Skip it if: You need a beginner’s introduction to agile. Start with Kniberg’s “Scrum and XP from the Trenches” or the official Scrum Guide instead.

Similar Books

Scrum and XP from the Trenches by Henrik Kniberg. Same author, same practical approach, focused on Scrum and Extreme Programming. If you like his style, read this one next.

The Phoenix Project by Gene Kim, Kevin Behr, and George Spafford. A novel about IT and DevOps. Tells a fictional story that teaches the same kind of process improvement lessons. More accessible for non-technical readers.

Kanban by David J. Anderson. The comprehensive reference on the Kanban method. Heavier reading than Kniberg’s book, but more thorough on the theory and principles.

Team Topologies by Matthew Skelton and Manuel Pais. If Kniberg’s book makes you think about team structure, this is the natural follow-up. It covers how to organize engineering teams for fast flow.

What’s Next

If you’re interested in how successful people approach reading and learning, check our Elon Musk’s favorite books and Seth Godin’s favorite books lists.

For audiobook versions of tech and business books, our Audible Originals guide covers the best options on the platform.

About These Recommendations

I’m George. I read to my kids for 10+ years before they started reading on their own. My wife’s a therapist who helped pick books that actually matter for development. Everything on this site got tested on our family first.

More about me →

FAQs

What is Lean from the Trenches about?

It’s a case study of a real 60-person software project at the Swedish Police authority. Henrik Kniberg documents how the team used Kanban, Lean principles, and continuous improvement to manage a large-scale project, including what worked and what didn’t.

Is Lean from the Trenches good for beginners?

Not as a first agile book. It assumes familiarity with Scrum and Kanban basics.

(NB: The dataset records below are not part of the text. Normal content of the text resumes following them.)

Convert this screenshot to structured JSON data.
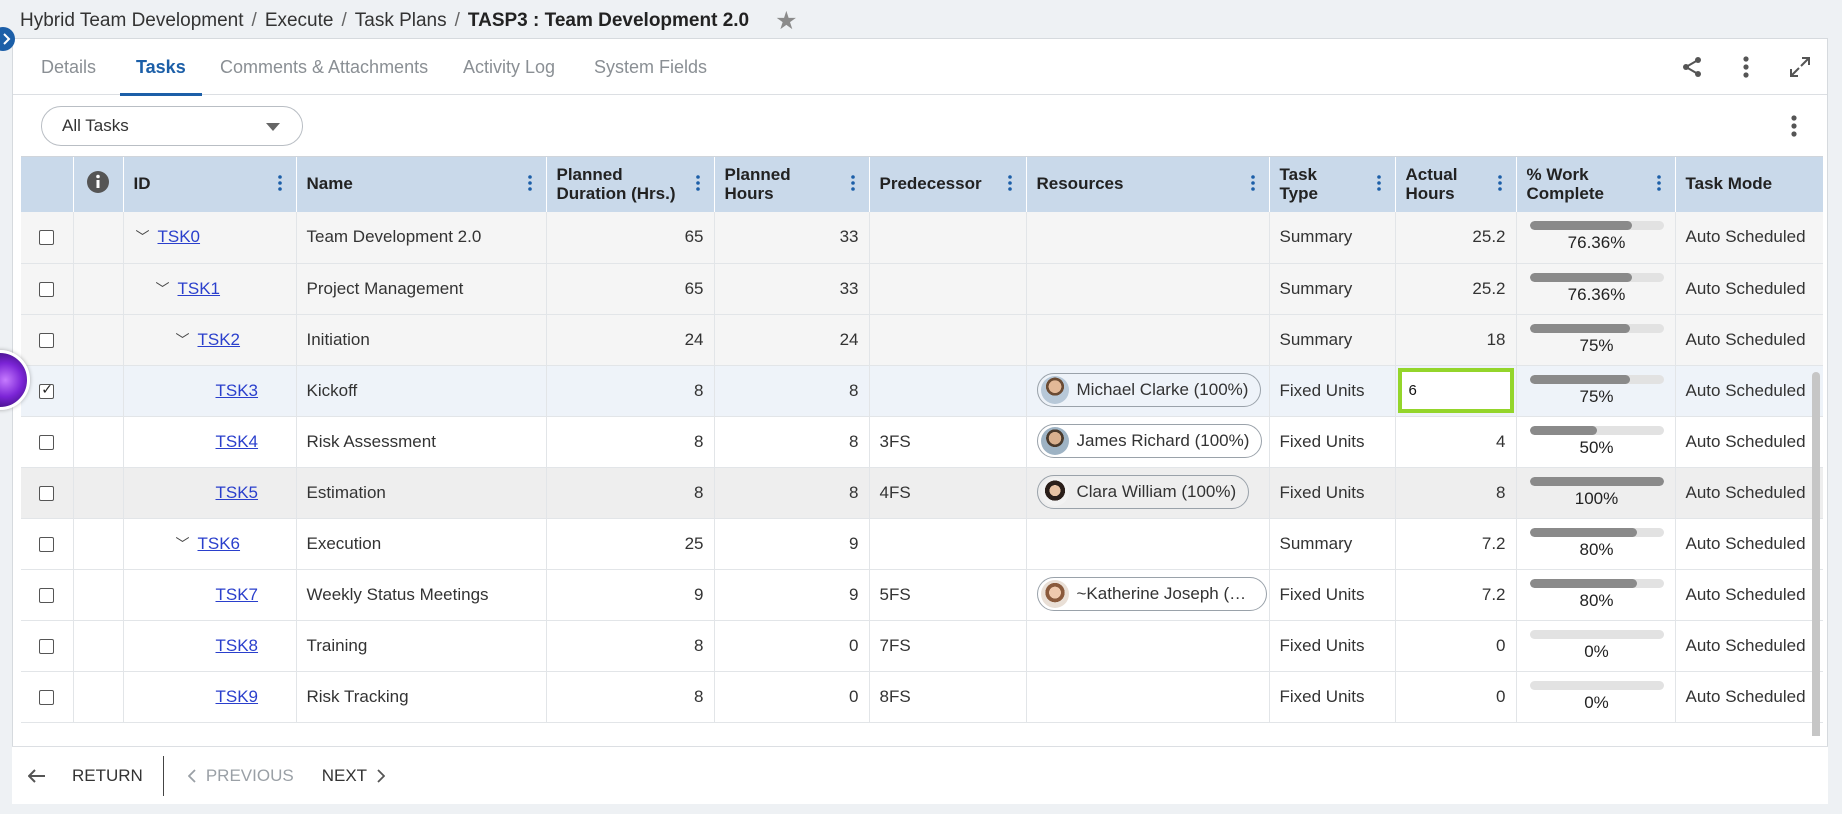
{
  "breadcrumb": {
    "items": [
      "Hybrid Team Development",
      "Execute",
      "Task Plans"
    ],
    "current": "TASP3 : Team Development 2.0"
  },
  "tabs": [
    {
      "label": "Details",
      "active": false
    },
    {
      "label": "Tasks",
      "active": true
    },
    {
      "label": "Comments & Attachments",
      "active": false
    },
    {
      "label": "Activity Log",
      "active": false
    },
    {
      "label": "System Fields",
      "active": false
    }
  ],
  "filter": {
    "selected": "All Tasks"
  },
  "columns": {
    "id": "ID",
    "name": "Name",
    "planned_duration": "Planned Duration (Hrs.)",
    "planned_hours": "Planned Hours",
    "predecessor": "Predecessor",
    "resources": "Resources",
    "task_type": "Task Type",
    "actual_hours": "Actual Hours",
    "work_complete": "% Work Complete",
    "task_mode": "Task Mode"
  },
  "rows": [
    {
      "id": "TSK0",
      "name": "Team Development 2.0",
      "planned_duration": "65",
      "planned_hours": "33",
      "predecessor": "",
      "resource": "",
      "task_type": "Summary",
      "actual_hours": "25.2",
      "work_complete": "76.36%",
      "progress": 76.36,
      "task_mode": "Auto Scheduled",
      "checked": false
    },
    {
      "id": "TSK1",
      "name": "Project Management",
      "planned_duration": "65",
      "planned_hours": "33",
      "predecessor": "",
      "resource": "",
      "task_type": "Summary",
      "actual_hours": "25.2",
      "work_complete": "76.36%",
      "progress": 76.36,
      "task_mode": "Auto Scheduled",
      "checked": false
    },
    {
      "id": "TSK2",
      "name": "Initiation",
      "planned_duration": "24",
      "planned_hours": "24",
      "predecessor": "",
      "resource": "",
      "task_type": "Summary",
      "actual_hours": "18",
      "work_complete": "75%",
      "progress": 75,
      "task_mode": "Auto Scheduled",
      "checked": false
    },
    {
      "id": "TSK3",
      "name": "Kickoff",
      "planned_duration": "8",
      "planned_hours": "8",
      "predecessor": "",
      "resource": "Michael Clarke (100%)",
      "task_type": "Fixed Units",
      "actual_hours": "6",
      "work_complete": "75%",
      "progress": 75,
      "task_mode": "Auto Scheduled",
      "checked": true
    },
    {
      "id": "TSK4",
      "name": "Risk Assessment",
      "planned_duration": "8",
      "planned_hours": "8",
      "predecessor": "3FS",
      "resource": "James Richard (100%)",
      "task_type": "Fixed Units",
      "actual_hours": "4",
      "work_complete": "50%",
      "progress": 50,
      "task_mode": "Auto Scheduled",
      "checked": false
    },
    {
      "id": "TSK5",
      "name": "Estimation",
      "planned_duration": "8",
      "planned_hours": "8",
      "predecessor": "4FS",
      "resource": "Clara William (100%)",
      "task_type": "Fixed Units",
      "actual_hours": "8",
      "work_complete": "100%",
      "progress": 100,
      "task_mode": "Auto Scheduled",
      "checked": false
    },
    {
      "id": "TSK6",
      "name": "Execution",
      "planned_duration": "25",
      "planned_hours": "9",
      "predecessor": "",
      "resource": "",
      "task_type": "Summary",
      "actual_hours": "7.2",
      "work_complete": "80%",
      "progress": 80,
      "task_mode": "Auto Scheduled",
      "checked": false
    },
    {
      "id": "TSK7",
      "name": "Weekly Status Meetings",
      "planned_duration": "9",
      "planned_hours": "9",
      "predecessor": "5FS",
      "resource": "~Katherine Joseph (1…",
      "task_type": "Fixed Units",
      "actual_hours": "7.2",
      "work_complete": "80%",
      "progress": 80,
      "task_mode": "Auto Scheduled",
      "checked": false
    },
    {
      "id": "TSK8",
      "name": "Training",
      "planned_duration": "8",
      "planned_hours": "0",
      "predecessor": "7FS",
      "resource": "",
      "task_type": "Fixed Units",
      "actual_hours": "0",
      "work_complete": "0%",
      "progress": 0,
      "task_mode": "Auto Scheduled",
      "checked": false
    },
    {
      "id": "TSK9",
      "name": "Risk Tracking",
      "planned_duration": "8",
      "planned_hours": "0",
      "predecessor": "8FS",
      "resource": "",
      "task_type": "Fixed Units",
      "actual_hours": "0",
      "work_complete": "0%",
      "progress": 0,
      "task_mode": "Auto Scheduled",
      "checked": false
    }
  ],
  "footer": {
    "return_label": "RETURN",
    "previous_label": "PREVIOUS",
    "next_label": "NEXT"
  },
  "colors": {
    "accent": "#1c5fa8",
    "header_bg": "#c9d9ea",
    "edit_highlight": "#94d52b",
    "progress_fill": "#8a8a8a"
  }
}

If you’re new to agile, start with Kniberg’s “Scrum and XP from the Trenches” or the Scrum Guide, then come back to this one.

Who is Henrik Kniberg?

An agile and Lean coach best known for defining Spotify’s engineering culture (squads, tribes, chapters, guilds). He’s a keynote speaker, consultant, and author of multiple practical agile books. His strength is explaining complex organizational concepts with clear visuals.

How long does it take to read Lean from the Trenches?

A few hours. The book is intentionally short and focused. The main case study is the first part. The second part contains supplementary reference material that you can skim or return to later.

Is Lean from the Trenches about Scrum or Kanban?

Primarily Kanban, but the project described uses elements of both. Kniberg shows how the team blended Lean thinking, Kanban boards, and agile principles rather than following a single framework rigidly. The focus is on practical application over methodology.

What’s similar to Lean from the Trenches?

Kniberg’s own “Scrum and XP from the Trenches” uses the same case-study format. The Phoenix Project by Gene Kim takes a novel approach to teaching DevOps and process improvement. Kanban by David J. Anderson is the comprehensive reference on the Kanban method.